The government, World Bank and Small Industries Development Bank of India (SIDBI) are set to launch a $1 billion fund to provide guarantees against loan default to lenders financing purchase of electric two- and three-wheelers, three people aware of the development said.

The entities will initially set up a $300 million “first loss risk sharing instrument”, a person involved in the talks said. “The funds would be available for all financial institutions to access as a first-loss instrument,” he said.

“The instrument would act as a hedging mechanism, for banks to access in case of defaults of loans on purchase of electric vehicles. This is expected to bring down the cost of financing EVs by 10-12%,” said the person.

A billion dollar fund for 2/3-wheeler EV financing is on anvil
Currently, the interest rate on loans to purchase electric two- and three-wheelers is 20-25%.

The Niti Aayog is the facilitating agency for the project, aimed at facilitating faster and easier financing of electric vehicles. The World Bank, Niti Aayog and SIDBI did not respond till press time Monday to emails seeking comment.

ET reported in October last year that government think tank Niti Aayog and the World Bank were in discussions to set up a $300 million loss-sharing mechanism to compensate banks giving loans for electric vehicle purchases. Total financing under the programme was estimated around $1.5 billion.

State Bank of India was being considered as the programme lead, but it moved out of the partnership as banks still consider EV as a risky segment.

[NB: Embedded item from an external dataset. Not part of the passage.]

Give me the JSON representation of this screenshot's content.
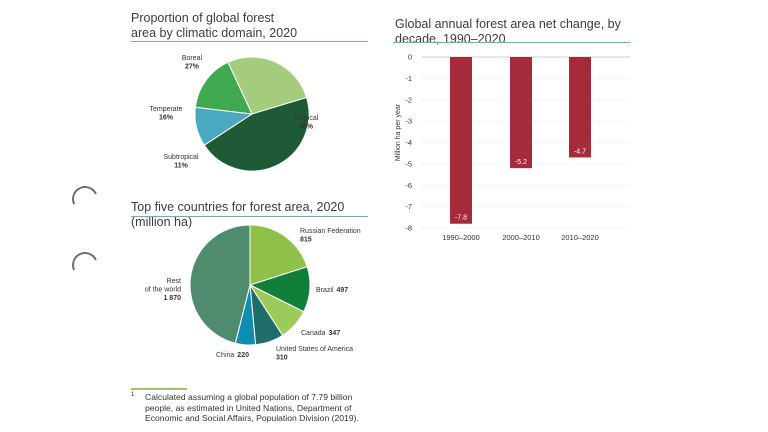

SIDBI will now be the implementing institution for the programme.

SBI moved out of the partnership as banks still consider EV as a risky segment, said a second person. “After a due diligence, it didn’t seem feasible for SBI to be the programme lead, as it had concerns with respect to EV technology, warranty, battery life,” he said.

SIDBI has of late been spearheading India‘s efforts towards sustainable development goals by tying up with multiple small and medium companies to increase energy efficiency in their operations.

Banks have continued to shy away from this segment as they burnt fingers losing money on financing e-rickshaws, and other two- and three-wheelers powered with lead-acid batteries. Even as banks have maintained an arm’s length questioning the commercial viability and resale value of these vehicles, several non-bank lenders and digital financiers have taken the lead in financing this segment.

“Over the last few months, the EV financing segment is getting crowded by many fintech companies and NBFCs who have stepped into finance EVs with a competitively lower rate (than earlier) of interest,” said the chief executive of a company manufacturing electric two-wheelers.